Attraverso un percorso misterioso, per non so quale rozzezza intellettuale, il

nostro terzo livello è diventato il 'grande vecchio', il 'burattinaio', che, dall'alto

della sfera politica, tira le fila della mafia. Non esiste ombra di prova o di

indizio che suffraghi l'ipotesi di un vertice segreto che si serve della mafia,

trasformata in semplice braccio armato di trame politiche» .
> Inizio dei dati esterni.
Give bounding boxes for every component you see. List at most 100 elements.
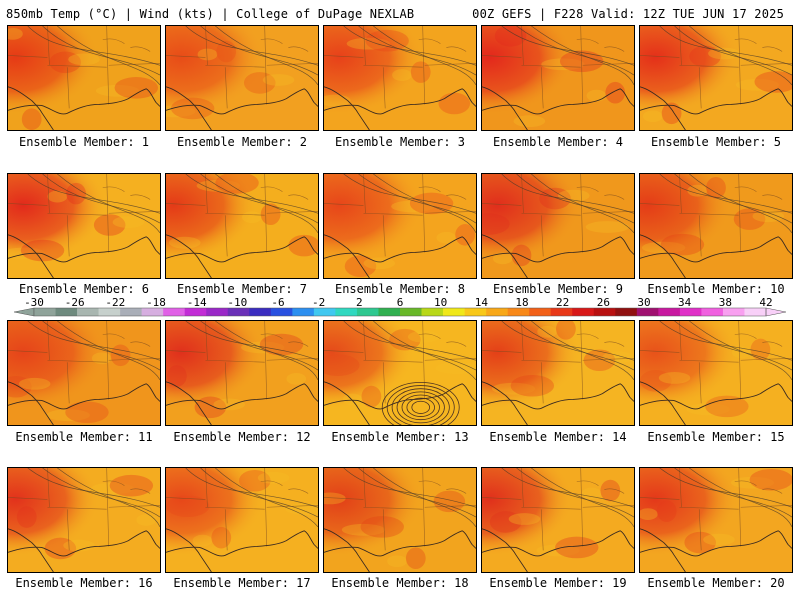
colorbar-segment (443, 308, 465, 316)
colorbar-segment (486, 308, 508, 316)
contour-line (215, 174, 318, 234)
temperature-patch (18, 377, 51, 390)
temperature-patch (491, 382, 536, 395)
temperature-patch (494, 26, 527, 47)
colorbar-segment (529, 308, 552, 316)
ensemble-map-panel (7, 467, 161, 573)
warm-anomaly-fill (640, 26, 792, 130)
ensemble-member-label: Ensemble Member: 8 (334, 282, 466, 296)
coastline (166, 383, 318, 410)
coastline (482, 530, 634, 557)
colorbar-segment (313, 308, 336, 316)
colorbar-right-arrow (765, 307, 787, 317)
temperature-patch (536, 544, 580, 557)
temperature-patch (363, 257, 396, 270)
colorbar-left-arrow (13, 307, 35, 317)
temperature-patch (242, 211, 262, 224)
colorbar-segment (34, 308, 56, 316)
temperature-patch (260, 203, 281, 226)
warm-anomaly-fill (324, 468, 476, 572)
contour-line (531, 174, 634, 234)
colorbar-tick-label: 14 (475, 296, 489, 309)
warm-anomaly-fill (640, 174, 792, 278)
contour-line (531, 26, 634, 86)
contour-line (501, 26, 634, 66)
temperature-patch (389, 328, 421, 351)
temperature-patch (600, 479, 621, 502)
temperature-field-map (640, 26, 792, 130)
contour-line (689, 174, 792, 234)
temperature-patch (686, 403, 730, 416)
warm-anomaly-fill (324, 321, 476, 425)
ensemble-map-panel (323, 320, 477, 426)
contour-line (358, 174, 476, 224)
state-border (166, 26, 318, 109)
coastline (640, 381, 686, 425)
temperature-field-map (8, 26, 160, 130)
contour-line (57, 468, 160, 528)
ensemble-member-label: Ensemble Member: 15 (647, 430, 785, 444)
state-border (418, 333, 467, 347)
temperature-patch (660, 233, 705, 256)
temperature-patch (196, 179, 241, 192)
temperature-patch (539, 187, 571, 210)
contour-line (200, 321, 318, 371)
temperature-patch (324, 492, 346, 505)
contour-line (689, 321, 792, 381)
temperature-patch (392, 69, 412, 81)
state-border (576, 333, 625, 347)
contour-line (373, 321, 476, 381)
contour-line (42, 468, 160, 518)
temperature-patch (8, 247, 46, 260)
ensemble-map-panel (7, 25, 161, 131)
coastline (640, 88, 792, 115)
state-border (418, 186, 467, 200)
state-border (324, 174, 476, 257)
warm-anomaly-fill (324, 26, 476, 130)
ensemble-map-panel (639, 25, 793, 131)
colorbar-segment (550, 308, 573, 316)
ensemble-member-label: Ensemble Member: 16 (15, 576, 153, 590)
temperature-patch (8, 27, 23, 40)
temperature-field-map (482, 468, 634, 572)
state-border (166, 468, 318, 551)
state-border (482, 174, 634, 257)
contour-line (343, 468, 476, 508)
contour-line (215, 321, 318, 381)
temperature-patch (558, 189, 590, 202)
colorbar-tick-label: 38 (719, 296, 732, 309)
contour-line (215, 26, 318, 86)
temperature-patch (583, 349, 616, 372)
state-border (166, 174, 318, 257)
temperature-patch (47, 190, 68, 203)
temperature-patch (365, 29, 409, 52)
temperature-patch (513, 115, 546, 128)
temperature-patch (21, 108, 42, 130)
temperature-patch (239, 469, 271, 492)
contour-line (343, 321, 476, 361)
colorbar-segment (507, 308, 530, 316)
temperature-patch (642, 110, 663, 123)
coastline (324, 234, 370, 278)
ensemble-map-panel (323, 25, 477, 131)
ensemble-map-panel (481, 320, 635, 426)
temperature-field-map (324, 174, 476, 278)
contour-line (343, 174, 476, 214)
ensemble-map-panel (165, 467, 319, 573)
warm-anomaly-fill (482, 321, 634, 425)
closed-low-contour (386, 385, 455, 425)
colorbar-segment (141, 308, 164, 316)
contour-line (689, 468, 792, 528)
coastline (166, 234, 212, 278)
coastline (8, 88, 160, 115)
ensemble-map-panel (323, 173, 477, 279)
temperature-field-map (640, 321, 792, 425)
coastline (8, 528, 54, 572)
state-border (734, 38, 783, 52)
warm-anomaly-fill (166, 468, 318, 572)
temperature-field-map (166, 468, 318, 572)
temperature-field-map (166, 174, 318, 278)
ensemble-map-panel (165, 320, 319, 426)
contour-line (501, 321, 634, 361)
closed-low-contour (396, 391, 445, 424)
-«Mi sento di condividere l'analisi secondo cui, in mancanza di controlli

istituzionali sull'attività del Pm, saranno sempre più gravi i pericoli che

influenze informali e collegamenti occulti con centri occulti di potere possano

influenzare l'esercizio di tale attività. Mi sembra giunto il momento di

razionalizzare e coordinare l'attività del Pm finora reso praticamente

irresponsabile da una visione feticistica della obbligatorietà dell'azione penale

e dalla mancanza di efficaci controlli della sua attività» .

-«il pm non deve avere nessun tipo di parentela col giudice e non essere, come

invece oggi è, una specie di paragiudice... Chi, come me, richiede che siano,

invece, (giudice e pm) due figure strutturalmente differenziate nelle

competenze e nella carriera, viene bollato come nemico dell'indipendenza del

magistrato, un nostalgico della discrezionalità dell'azione penale, desideroso

di porre il Pm sotto il controllo dell'Esecutivo».